To be honest, school wasn’t really a big priority in elementary school or high school because well, I was raised well enough that I was good at it with minimal effort. And by minimal effort, I mean that I could study without sacrificing the shows I enjoyed watching. Like, I’m pretty sure I studied more than the guys that got 50%, but because I didn’t find it affecting my social life or personal time, it didn’t bother me. And I didn’t really strive to do really well. I didn’t really think my education was that important, especially when it seemed to be so easy to get well above average. But….that hurt me like hell at the end of high school and in uni. I mean, at the end of highschool, I had one of the lower average amongst my friends (of whom were definitely some of the smartest, most hard-working people in the school). I think my 6 course average for CS (Calc/Alg/Comp?/ +3 others?) was like, 89 but my average for engineering (Calc/Alg/Chem/Physics/Eng + 1) was 87.5 and for engineering, you should be getting low 90s at least. It also didn’t help that my essay blew chunks because I didn’t understand how to be a good writer until recently :S But yeah, my closer friends were all in the low to mid 90s. I should have been in the 90s….but you only get what you put in. And school just wasn’t my priority. It’s not something I really regret now…I’m doing OKAY…maybe. But I’m definitely going to make sure I teach my kid to strive for 110% so that he/she gets 95%. I’m going to make sure my kid doesn’t strive for 90% because he/she will get lower than that. And that’s not good enough.

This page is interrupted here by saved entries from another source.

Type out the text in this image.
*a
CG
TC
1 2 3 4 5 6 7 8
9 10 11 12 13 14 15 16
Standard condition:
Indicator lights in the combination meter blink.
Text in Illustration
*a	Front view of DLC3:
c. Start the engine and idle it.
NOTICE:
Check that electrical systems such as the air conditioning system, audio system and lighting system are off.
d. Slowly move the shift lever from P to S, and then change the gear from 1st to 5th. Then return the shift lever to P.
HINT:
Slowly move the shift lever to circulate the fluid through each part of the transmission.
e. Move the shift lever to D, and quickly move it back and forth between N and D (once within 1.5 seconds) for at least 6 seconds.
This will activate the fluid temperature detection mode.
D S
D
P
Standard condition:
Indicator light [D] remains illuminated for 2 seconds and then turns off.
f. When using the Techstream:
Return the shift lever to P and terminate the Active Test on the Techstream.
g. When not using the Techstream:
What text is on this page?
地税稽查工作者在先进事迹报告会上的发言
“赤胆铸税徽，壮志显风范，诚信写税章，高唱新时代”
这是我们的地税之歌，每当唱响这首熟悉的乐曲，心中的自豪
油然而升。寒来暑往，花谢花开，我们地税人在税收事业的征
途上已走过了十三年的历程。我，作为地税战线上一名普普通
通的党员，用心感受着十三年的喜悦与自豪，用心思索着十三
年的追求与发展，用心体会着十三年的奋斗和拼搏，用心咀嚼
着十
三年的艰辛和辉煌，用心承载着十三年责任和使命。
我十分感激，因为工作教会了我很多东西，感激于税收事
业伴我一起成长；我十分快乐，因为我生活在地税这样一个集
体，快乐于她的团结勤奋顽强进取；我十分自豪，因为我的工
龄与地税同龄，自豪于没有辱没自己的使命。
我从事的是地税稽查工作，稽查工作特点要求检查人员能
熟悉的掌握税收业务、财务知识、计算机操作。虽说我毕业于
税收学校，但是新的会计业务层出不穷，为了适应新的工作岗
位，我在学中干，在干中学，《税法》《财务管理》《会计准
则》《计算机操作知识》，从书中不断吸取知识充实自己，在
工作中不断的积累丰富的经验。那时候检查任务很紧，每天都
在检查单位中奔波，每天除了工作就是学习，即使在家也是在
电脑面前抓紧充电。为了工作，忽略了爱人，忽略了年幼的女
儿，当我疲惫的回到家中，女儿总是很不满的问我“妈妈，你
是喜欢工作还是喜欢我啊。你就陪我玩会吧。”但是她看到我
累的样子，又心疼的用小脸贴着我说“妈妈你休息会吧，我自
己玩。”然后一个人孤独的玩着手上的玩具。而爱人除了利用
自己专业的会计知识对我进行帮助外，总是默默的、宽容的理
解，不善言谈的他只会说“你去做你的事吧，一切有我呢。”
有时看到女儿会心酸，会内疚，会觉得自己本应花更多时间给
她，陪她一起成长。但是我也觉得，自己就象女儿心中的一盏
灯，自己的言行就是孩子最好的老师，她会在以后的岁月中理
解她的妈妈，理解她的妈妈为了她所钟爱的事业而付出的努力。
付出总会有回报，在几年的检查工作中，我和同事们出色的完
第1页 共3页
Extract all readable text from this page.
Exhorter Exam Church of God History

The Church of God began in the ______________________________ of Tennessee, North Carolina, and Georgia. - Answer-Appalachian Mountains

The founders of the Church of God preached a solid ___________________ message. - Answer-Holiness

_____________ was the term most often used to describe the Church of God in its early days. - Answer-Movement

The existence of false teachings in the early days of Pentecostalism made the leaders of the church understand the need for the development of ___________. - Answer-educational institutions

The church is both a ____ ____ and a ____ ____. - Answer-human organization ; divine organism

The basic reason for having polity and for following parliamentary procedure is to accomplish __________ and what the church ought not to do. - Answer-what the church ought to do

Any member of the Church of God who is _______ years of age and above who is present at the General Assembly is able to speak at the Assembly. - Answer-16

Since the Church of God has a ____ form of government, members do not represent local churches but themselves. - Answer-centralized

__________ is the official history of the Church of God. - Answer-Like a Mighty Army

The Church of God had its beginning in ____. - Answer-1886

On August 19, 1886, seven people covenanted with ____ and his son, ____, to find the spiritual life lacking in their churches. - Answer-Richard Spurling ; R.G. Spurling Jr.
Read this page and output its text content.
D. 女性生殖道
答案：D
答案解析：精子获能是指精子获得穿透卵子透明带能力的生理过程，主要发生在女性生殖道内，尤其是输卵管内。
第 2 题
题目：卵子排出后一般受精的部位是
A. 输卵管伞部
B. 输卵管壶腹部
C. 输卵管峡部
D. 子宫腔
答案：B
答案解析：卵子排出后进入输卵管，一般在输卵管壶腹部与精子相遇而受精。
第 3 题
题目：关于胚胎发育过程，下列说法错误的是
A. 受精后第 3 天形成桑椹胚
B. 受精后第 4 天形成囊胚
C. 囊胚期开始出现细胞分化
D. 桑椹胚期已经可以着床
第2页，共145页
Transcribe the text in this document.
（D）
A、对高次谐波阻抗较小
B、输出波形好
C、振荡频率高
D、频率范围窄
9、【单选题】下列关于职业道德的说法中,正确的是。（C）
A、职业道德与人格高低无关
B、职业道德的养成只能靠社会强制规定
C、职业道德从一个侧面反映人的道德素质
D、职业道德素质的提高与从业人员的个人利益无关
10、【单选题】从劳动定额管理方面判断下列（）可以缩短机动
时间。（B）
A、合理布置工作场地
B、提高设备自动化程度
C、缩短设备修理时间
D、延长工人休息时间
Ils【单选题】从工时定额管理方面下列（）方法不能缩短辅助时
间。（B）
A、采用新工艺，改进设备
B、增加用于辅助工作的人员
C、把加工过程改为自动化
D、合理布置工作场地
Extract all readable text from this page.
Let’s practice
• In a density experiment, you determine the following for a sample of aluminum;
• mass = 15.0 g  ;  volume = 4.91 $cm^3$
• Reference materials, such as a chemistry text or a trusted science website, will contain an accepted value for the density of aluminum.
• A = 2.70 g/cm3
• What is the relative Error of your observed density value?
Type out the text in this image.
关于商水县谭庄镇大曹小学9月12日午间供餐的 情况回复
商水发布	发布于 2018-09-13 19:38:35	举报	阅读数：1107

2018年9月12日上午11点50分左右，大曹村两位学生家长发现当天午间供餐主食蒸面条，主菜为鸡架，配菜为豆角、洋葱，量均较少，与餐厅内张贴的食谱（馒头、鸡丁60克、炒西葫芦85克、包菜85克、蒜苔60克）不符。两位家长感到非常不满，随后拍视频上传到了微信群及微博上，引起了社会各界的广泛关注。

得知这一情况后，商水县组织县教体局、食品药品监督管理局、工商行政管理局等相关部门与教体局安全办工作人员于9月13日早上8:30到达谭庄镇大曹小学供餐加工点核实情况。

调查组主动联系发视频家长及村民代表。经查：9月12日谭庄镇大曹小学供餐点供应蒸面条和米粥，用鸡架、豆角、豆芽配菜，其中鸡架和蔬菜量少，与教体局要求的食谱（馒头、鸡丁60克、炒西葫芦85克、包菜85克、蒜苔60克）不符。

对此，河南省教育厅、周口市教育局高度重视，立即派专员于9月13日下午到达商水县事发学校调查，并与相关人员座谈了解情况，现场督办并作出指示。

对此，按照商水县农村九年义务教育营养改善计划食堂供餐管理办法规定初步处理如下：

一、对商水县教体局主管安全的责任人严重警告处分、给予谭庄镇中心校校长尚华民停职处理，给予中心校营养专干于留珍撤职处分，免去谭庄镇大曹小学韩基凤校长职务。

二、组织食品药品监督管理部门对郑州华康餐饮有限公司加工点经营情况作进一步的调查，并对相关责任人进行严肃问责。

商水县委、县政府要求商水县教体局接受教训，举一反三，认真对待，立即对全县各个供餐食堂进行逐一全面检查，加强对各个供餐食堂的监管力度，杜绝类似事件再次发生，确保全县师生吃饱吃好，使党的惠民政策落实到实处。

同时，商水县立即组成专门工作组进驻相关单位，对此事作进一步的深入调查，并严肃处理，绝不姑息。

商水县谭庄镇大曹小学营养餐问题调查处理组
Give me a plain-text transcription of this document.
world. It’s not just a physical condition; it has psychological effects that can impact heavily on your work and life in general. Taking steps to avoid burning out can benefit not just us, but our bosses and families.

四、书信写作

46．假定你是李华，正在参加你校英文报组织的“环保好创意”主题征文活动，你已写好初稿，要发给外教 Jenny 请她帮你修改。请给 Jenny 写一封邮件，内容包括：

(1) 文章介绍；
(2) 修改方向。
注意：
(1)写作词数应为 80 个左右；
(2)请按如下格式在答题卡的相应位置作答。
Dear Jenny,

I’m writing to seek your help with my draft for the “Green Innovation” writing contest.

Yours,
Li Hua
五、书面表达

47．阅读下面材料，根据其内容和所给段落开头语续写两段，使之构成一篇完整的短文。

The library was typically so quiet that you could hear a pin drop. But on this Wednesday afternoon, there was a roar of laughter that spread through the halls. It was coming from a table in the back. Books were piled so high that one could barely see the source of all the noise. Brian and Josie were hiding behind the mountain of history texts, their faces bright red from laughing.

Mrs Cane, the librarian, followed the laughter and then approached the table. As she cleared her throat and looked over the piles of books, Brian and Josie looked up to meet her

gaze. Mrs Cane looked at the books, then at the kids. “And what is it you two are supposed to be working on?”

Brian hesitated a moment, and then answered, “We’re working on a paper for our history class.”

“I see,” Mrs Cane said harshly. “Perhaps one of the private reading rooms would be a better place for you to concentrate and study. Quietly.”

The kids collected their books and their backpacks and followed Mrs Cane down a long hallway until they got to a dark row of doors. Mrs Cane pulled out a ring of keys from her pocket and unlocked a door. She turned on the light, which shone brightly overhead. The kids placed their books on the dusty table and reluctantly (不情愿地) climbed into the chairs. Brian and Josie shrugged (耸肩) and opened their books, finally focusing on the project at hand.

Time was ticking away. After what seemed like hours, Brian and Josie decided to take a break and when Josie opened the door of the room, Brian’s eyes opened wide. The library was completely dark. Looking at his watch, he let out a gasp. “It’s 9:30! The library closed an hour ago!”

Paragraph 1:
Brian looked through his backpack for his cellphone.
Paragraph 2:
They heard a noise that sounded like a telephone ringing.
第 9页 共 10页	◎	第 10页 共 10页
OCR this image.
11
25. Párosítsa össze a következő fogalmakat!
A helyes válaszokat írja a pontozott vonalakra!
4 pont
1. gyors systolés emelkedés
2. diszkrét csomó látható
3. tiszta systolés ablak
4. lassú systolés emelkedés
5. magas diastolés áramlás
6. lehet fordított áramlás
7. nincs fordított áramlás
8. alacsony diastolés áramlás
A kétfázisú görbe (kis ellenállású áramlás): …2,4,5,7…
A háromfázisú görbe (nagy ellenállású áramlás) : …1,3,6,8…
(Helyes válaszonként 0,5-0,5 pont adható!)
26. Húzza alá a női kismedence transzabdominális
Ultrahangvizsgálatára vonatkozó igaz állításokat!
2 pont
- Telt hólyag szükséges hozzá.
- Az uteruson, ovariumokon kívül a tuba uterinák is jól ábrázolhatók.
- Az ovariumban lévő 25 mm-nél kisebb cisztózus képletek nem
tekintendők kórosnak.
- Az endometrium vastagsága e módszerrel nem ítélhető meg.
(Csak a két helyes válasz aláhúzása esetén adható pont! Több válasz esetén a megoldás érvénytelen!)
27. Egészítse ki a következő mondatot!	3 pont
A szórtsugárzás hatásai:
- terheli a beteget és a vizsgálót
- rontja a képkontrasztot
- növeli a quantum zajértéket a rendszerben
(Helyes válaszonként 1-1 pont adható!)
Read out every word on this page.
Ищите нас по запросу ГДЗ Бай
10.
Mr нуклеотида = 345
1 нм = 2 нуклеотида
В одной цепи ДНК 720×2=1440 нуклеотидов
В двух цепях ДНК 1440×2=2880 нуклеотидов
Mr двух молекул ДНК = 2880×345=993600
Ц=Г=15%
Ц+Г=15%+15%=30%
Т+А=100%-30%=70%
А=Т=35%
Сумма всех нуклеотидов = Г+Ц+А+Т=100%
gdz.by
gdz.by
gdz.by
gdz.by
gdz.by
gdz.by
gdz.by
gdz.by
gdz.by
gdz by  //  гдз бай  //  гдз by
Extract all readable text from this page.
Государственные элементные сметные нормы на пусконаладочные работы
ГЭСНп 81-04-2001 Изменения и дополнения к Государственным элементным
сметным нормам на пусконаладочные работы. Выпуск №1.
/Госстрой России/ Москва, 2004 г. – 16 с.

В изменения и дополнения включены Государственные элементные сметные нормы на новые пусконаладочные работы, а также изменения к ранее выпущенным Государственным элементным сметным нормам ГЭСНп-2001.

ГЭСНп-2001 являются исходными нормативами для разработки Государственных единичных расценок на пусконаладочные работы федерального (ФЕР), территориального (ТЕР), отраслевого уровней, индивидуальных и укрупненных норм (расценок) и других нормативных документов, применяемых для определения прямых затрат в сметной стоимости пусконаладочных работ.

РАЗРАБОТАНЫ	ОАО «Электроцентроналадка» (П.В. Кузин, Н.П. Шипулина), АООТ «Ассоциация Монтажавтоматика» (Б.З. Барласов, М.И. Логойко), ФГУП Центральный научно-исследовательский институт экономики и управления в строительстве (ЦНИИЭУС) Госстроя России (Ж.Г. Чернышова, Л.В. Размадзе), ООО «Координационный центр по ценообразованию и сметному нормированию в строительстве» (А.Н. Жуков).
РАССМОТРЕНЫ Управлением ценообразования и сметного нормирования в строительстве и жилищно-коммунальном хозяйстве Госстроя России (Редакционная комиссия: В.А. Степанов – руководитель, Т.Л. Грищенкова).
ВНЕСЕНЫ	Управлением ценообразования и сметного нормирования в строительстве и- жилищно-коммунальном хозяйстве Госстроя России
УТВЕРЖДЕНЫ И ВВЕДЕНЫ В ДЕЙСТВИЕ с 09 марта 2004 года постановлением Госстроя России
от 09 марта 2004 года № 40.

I also think about how my kids are going to be raised to surpass me in every way in life. Well, raised at what I believe is important. Like games, lol. But I spend a lot of time thinking about how to handle say, a temper tantrum. How to make it so that they have it once, and only once in their entire life….cuz I’ll beat their brains out the first time. Fear baby, fear. No, just joking. But I am thinking about how to make it so they only have a temper tantrum once, ever. I think about teaching them the things they won’t know. Manners for example. Something my parents never taught me. Lessons I’ve learned. “Reliable to succeed, passionate to excel”. Correct them when they make a mistake, not let it slide. But still maintain a good relationship with them. Still not sure what kind of parent I’m gonna be, the fun one or the strict one. I’m pretty sure it’ll be the fun one, but I can see my temper making me the strict one, so it’s hard to say.
Anyways, I think that’s enough writing for now. I started off with why I haven’t been blogging, followed by the things I thought about walking home from work (why I sucked at school), which deviated into girls, love, and relationships, which went back to me sucking at school, and then to how my kids would be raised. My mind is always just….going on and on about stuff. I love it :D I definitely need to keep walking home from work. It’s a great mental exercise and gives me quite a lot of introspection…and also lets me figure out, through logic, things I might not be able to figure out instinctively.